307             The method returns the old parent.
308              
309             =item my @dependents = $phrase->dependents();
310              
311             Returns the list of dependents of the phrase. This is an abstract method that
312             must be implemented in every derived class. Nonterminal phrases have a list
313             of dependents (possible empty) as their attribute. Terminal phrases return an
314             empty list by definition.
315              
316             =item my @children = $phrase->children();
317              
318             Returns the list of children of the phrase. This is an abstract method that
319             must be implemented in every derived class. Nonterminal phrases distinguish
320             between core children and dependents, and this method should return both.
321             Terminal phrases return an empty list by definition.
322              
323             =item if( $phrase->is_descendant_of ($another_phrase) ) {...}
324              
325             Tests whether this phrase depends on another phrase via the parent links.

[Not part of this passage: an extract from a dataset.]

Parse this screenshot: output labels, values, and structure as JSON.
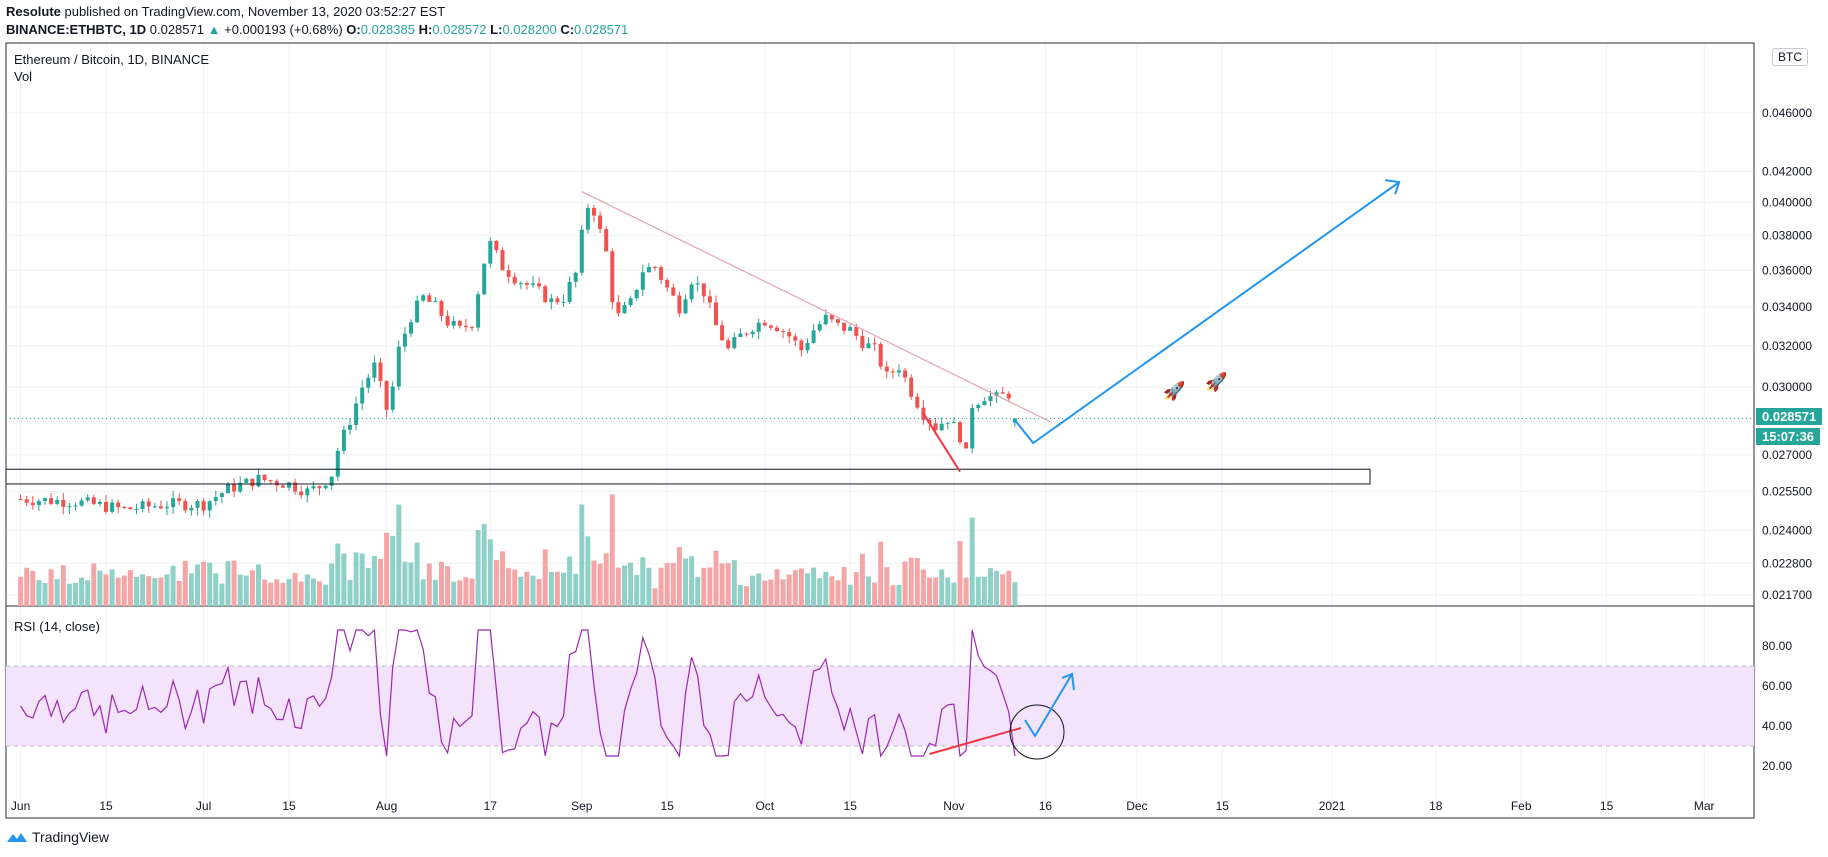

326             This method is used to prevent cycles when setting a new parent.
327              
328             =item my $ist = $phrase->is_terminal();
329              
330             Tells whether this phrase is terminal, that is, it does not have children
331             (subphrases).
332              
333             =item my $node = $phrase->node();
334              
335             Returns the head node of the phrase. For terminal phrases this should just
336             return their node attribute. For nonterminal phrases this should return the
337             node of their head child. This is an abstract method that must be defined in
338             every derived class.
339              
340             =item my $deprel = $phrase->deprel();
341              
342             Returns the type of the dependency relation of the phrase to the governing
343             phrase. This is an abstract method that must be defined in every derived
344             class. When the phrase structure is built around a dependency tree, the
345             relations will be probably taken from (or based on) the deprels of the
346             underlying nodes. When the phrase tree is transformed to the desired style,
347             the relations may be modified; at the end, they can be projected to the
348             dependency tree again. A general nonterminal phrase typically has the same
349             deprel as its head child. Terminal phrases store deprels as attributes.
350              
351             =item my $ord = $phrase->ord();
352              
353             Returns the head node's ord attribute. This means that nodes that do not implement
354             the L<Treex::Core::Node::Ordered|Ordered> role cannot be wrapped in phrases. We sometimes need to order
355             child phrases according to the word order of their head nodes.
356              
357             =item $phrase->project_dependencies();
358              
359             Recursively projects dependencies between the head and the dependents back to the
360             underlying dependency structure.
361              
362             =item my $phrase_string = $phrase->as_string();
363              
364             Returns a textual representation of the phrase and all subphrases. Useful for
365             debugging.
366              
367             =back
368              
369             =head1 AUTHORS
370              
371             Daniel Zeman <zeman@ufal.mff.cuni.cz>
372              
373             =head1 COPYRIGHT AND LICENSE
374              
375             Copyright © 2013, 2015 by Institute of Formal and Applied Linguistics, Charles University in Prague
376             This module is free software; you can redistribute it and/or modify it under the same terms as Perl itself.